Alchemilla diademata, also known as the diadem lady's mantle (كمالية مكللة), is a species of the genus Alchemilla endemic to Lebanon. The plant has been commonly used in folk medicine in Lebanon and its promising bioactive properties have been subject to a number of studies.

== Description ==
Alchemilla diademata has an erect 10 to 15 cm high stem. The stem is highly pubescent at the base, and the trichomes become less dense at the tips. The leaves are basal and measure 3 to 4 cm wide and 2 to 3 cm wide; they resemble lobed kidneys with an oval with an inward curve on one side The leaves are incised to the third into 7 to 9 lobes, each of them fringed by 6 to 7 teeth on each side of the lobes. The teeth end with bristles and are slightly connivent. The leaf underside is hispid and its sinus is cordate. The plant has long, membranous and brownish stipules; it has a yellow-green pedicellated and glabrous inflorescence. The ovoid flowers appear from May to July, and they produce ovoid and urn-shaped fruits.

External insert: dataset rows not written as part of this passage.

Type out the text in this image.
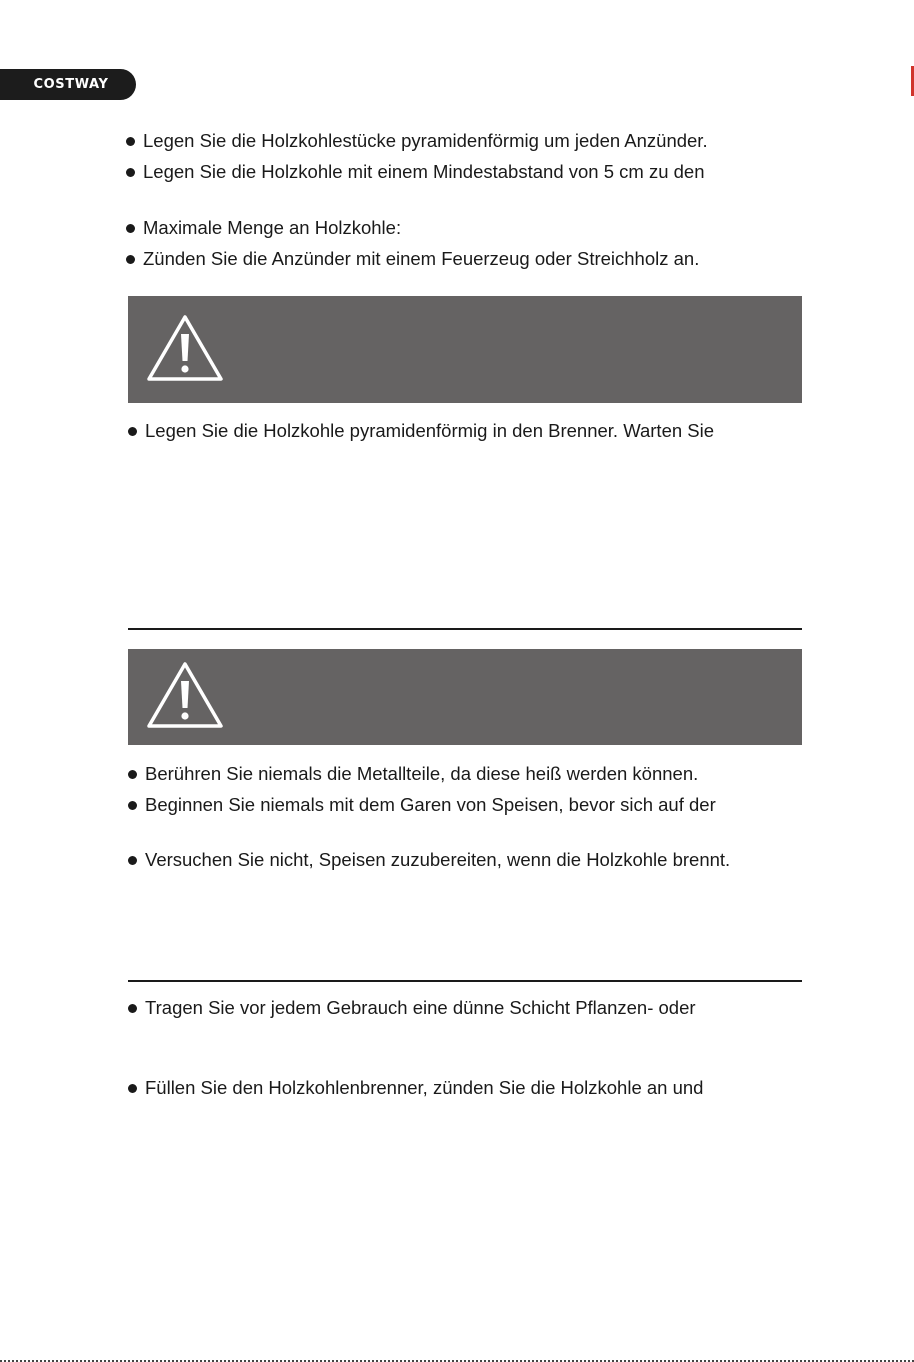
COSTWAY
Legen Sie die Holzkohlestücke pyramidenförmig um jeden Anzünder.
Legen Sie die Holzkohle mit einem Mindestabstand von 5 cm zu den
Maximale Menge an Holzkohle:
Zünden Sie die Anzünder mit einem Feuerzeug oder Streichholz an.
Legen Sie die Holzkohle pyramidenförmig in den Brenner. Warten Sie
Berühren Sie niemals die Metallteile, da diese heiß werden können.
Beginnen Sie niemals mit dem Garen von Speisen, bevor sich auf der
Versuchen Sie nicht, Speisen zuzubereiten, wenn die Holzkohle brennt.
Tragen Sie vor jedem Gebrauch eine dünne Schicht Pflanzen- oder
Füllen Sie den Holzkohlenbrenner, zünden Sie die Holzkohle an und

== Distribution and habitat ==
The plant is only found on the slopes of Mount Sannine in the Mount Lebanon range; it favors humid sandstone.

== Research and uses ==

=== Medicine ===
A 2004 screening of Lebanese indigenous plants that have historically been used in folk-medicine conducted in the American University of Beirut Nature Conservation Center laboratories showed that A. diademata extract had an antimicrobial activity against Staphylococcus aureus. Later studies showed that the plant also has anti-fungal activity against Candida albicans.

=== Biological pest control ===
A 2014 study investigating the biological activity of Lebanese indigenous medicinal plants showed that whole plant extracts of A. diademata has a significant repellent effect against the adult silverleaf whitefly, an important invasive agricultural pest.